Surprise events: a recipe for disaster
By managing director Adam Benson
One of the things fast moving consumer goods (FMCG) and consumer packaged goods (CPG) companies can teach B2B marketers to do better is research.
When your business focuses on creating and then moving millions of units into market, the stakes are high if you get it wrong. Not only can your brand take a very visible hit, your bottom line can take a beating too. A warehouse full of products no-one wants is a financial disaster by any measure.
So what do these companies do before going to market? They research. They do their utmost to understand exactly how products are going to be received before they start the marketing engine.
How does this translate into B2B marketing exactly? In my experience companies don’t research events well enough before they go to market.
B2B marketers constantly lament the high drop out rates, poor attendance numbers or general lack of interest in their events – but often there has been very little research done with the target audience prior to the event being launched.

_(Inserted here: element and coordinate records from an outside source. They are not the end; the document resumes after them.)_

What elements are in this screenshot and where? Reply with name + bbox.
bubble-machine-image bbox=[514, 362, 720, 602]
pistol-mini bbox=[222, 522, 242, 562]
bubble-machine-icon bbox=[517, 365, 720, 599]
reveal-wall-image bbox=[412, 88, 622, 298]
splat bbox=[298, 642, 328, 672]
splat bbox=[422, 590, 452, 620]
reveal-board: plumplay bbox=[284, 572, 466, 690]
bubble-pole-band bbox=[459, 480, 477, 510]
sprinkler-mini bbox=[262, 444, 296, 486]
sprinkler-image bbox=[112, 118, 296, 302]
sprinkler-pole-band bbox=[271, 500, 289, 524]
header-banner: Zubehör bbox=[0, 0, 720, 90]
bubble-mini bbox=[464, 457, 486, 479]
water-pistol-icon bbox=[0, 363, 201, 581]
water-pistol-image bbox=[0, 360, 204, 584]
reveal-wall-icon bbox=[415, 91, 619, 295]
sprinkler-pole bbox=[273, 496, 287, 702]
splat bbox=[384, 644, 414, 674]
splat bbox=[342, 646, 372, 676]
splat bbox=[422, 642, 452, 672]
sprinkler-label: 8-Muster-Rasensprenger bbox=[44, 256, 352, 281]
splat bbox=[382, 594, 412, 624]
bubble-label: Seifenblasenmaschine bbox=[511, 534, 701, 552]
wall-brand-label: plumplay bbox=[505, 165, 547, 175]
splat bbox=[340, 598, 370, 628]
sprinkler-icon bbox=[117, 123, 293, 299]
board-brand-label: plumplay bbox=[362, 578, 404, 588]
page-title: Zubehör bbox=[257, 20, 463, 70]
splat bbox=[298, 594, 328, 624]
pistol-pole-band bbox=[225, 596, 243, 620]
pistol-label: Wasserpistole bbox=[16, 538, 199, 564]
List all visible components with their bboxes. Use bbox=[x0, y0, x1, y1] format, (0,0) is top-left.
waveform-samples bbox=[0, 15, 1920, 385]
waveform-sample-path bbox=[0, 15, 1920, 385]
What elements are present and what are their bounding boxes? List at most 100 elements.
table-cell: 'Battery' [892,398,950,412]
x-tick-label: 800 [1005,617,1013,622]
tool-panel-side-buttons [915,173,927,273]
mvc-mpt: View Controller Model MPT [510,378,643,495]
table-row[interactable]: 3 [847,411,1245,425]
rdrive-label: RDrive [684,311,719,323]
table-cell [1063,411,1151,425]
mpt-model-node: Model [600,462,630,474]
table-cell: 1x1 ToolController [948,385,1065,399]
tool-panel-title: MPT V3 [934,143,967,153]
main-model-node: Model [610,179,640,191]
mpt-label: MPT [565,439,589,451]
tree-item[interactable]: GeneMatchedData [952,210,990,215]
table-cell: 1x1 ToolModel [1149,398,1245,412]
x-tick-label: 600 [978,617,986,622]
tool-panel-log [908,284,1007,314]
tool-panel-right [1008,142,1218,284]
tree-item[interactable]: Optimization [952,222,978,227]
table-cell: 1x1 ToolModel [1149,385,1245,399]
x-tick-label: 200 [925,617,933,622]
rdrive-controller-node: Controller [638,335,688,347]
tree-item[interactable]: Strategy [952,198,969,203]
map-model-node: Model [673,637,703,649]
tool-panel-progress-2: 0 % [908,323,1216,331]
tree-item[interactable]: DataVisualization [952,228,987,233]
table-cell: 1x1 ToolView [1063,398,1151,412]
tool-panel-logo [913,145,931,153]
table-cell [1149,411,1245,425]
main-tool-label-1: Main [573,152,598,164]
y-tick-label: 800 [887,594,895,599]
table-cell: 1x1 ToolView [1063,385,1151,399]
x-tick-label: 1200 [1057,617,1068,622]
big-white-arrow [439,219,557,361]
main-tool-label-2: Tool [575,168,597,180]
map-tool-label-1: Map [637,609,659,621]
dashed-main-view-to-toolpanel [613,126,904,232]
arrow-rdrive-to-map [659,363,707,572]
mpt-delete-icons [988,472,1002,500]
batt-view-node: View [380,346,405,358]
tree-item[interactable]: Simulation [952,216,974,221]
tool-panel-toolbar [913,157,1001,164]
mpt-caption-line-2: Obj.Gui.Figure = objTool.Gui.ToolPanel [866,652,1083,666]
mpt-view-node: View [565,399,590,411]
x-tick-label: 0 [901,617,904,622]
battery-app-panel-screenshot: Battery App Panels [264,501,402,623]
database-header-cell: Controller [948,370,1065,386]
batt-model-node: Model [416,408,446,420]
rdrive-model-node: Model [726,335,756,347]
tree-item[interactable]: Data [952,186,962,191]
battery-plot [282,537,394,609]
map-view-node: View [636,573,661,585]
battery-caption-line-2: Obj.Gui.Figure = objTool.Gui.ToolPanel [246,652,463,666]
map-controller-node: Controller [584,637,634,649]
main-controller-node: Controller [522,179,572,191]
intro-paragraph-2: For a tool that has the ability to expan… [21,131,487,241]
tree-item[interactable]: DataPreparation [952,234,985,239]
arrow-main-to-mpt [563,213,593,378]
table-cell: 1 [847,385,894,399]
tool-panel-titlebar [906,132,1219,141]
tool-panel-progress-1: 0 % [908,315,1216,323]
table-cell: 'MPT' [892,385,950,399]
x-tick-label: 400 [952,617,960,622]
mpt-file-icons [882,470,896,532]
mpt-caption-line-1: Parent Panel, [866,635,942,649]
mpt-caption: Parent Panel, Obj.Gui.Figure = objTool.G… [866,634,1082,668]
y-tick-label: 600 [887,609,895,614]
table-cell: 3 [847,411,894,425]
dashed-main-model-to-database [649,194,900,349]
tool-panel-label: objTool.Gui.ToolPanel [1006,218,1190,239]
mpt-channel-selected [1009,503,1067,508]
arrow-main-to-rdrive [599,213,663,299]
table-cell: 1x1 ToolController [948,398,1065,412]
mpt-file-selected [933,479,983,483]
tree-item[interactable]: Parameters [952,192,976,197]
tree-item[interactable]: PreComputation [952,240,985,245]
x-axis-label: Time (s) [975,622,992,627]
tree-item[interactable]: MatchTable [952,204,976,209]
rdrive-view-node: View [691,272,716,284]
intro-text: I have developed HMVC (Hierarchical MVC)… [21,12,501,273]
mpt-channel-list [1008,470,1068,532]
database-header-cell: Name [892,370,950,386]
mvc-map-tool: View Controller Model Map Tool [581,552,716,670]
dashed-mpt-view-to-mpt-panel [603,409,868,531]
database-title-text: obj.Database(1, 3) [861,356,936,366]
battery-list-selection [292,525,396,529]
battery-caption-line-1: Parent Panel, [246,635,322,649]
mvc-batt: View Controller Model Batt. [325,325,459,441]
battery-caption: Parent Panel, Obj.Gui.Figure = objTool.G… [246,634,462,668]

The usual response to a poor showing to an event is to work backwards trying to analyse what went wrong and identify lessons for next time. Was it timing, topic, data base, marketing execution, attendance driving, design and graphics, location, time of day, city, speaker or something else?
What’s the problem with doing retrospective analysis on events? It’s really hard to know exactly why it didn’t go well. There’s usually feedback from the call centre doing the attendance driving and, if the sales team has been engaged, some anecdotal feedback based on the conversations they had with customers. Overall it’s mostly hearsay. It also comes down to the experience of different marketers. Some just have a natural instinct (and the experience usually) for putting on great events and can judge the topics and tone that will bring in the punters. Others really don’t.
So here’s one quick idea that might be worth trying before launching an event – test the market first. The simplest way to do this is to ring a sample of the people you were planning to invite and run the concept by them. The larger your sample, the greater the confidence you can have in what your research tells you. The cost to run a small pilot will be nothing compared to the expense (in time and production) of putting on an event.
And if you can’t reach most of your target market when making your pilot calls – then that’s probably telling you something too. Your selected market may be harder to pin down when it comes to engaging them in your event marketing. If calls aren’t working – try some targeted, personal emails and see if that works. Same deal, if you can’t get a response that way either – then it’s likely they aren’t going to respond to a less personalised event invitation either.
Marketing events isn’t a perfect science – but there is some science we can apply to predict the likely appeal of B2B events before they are launched into the market.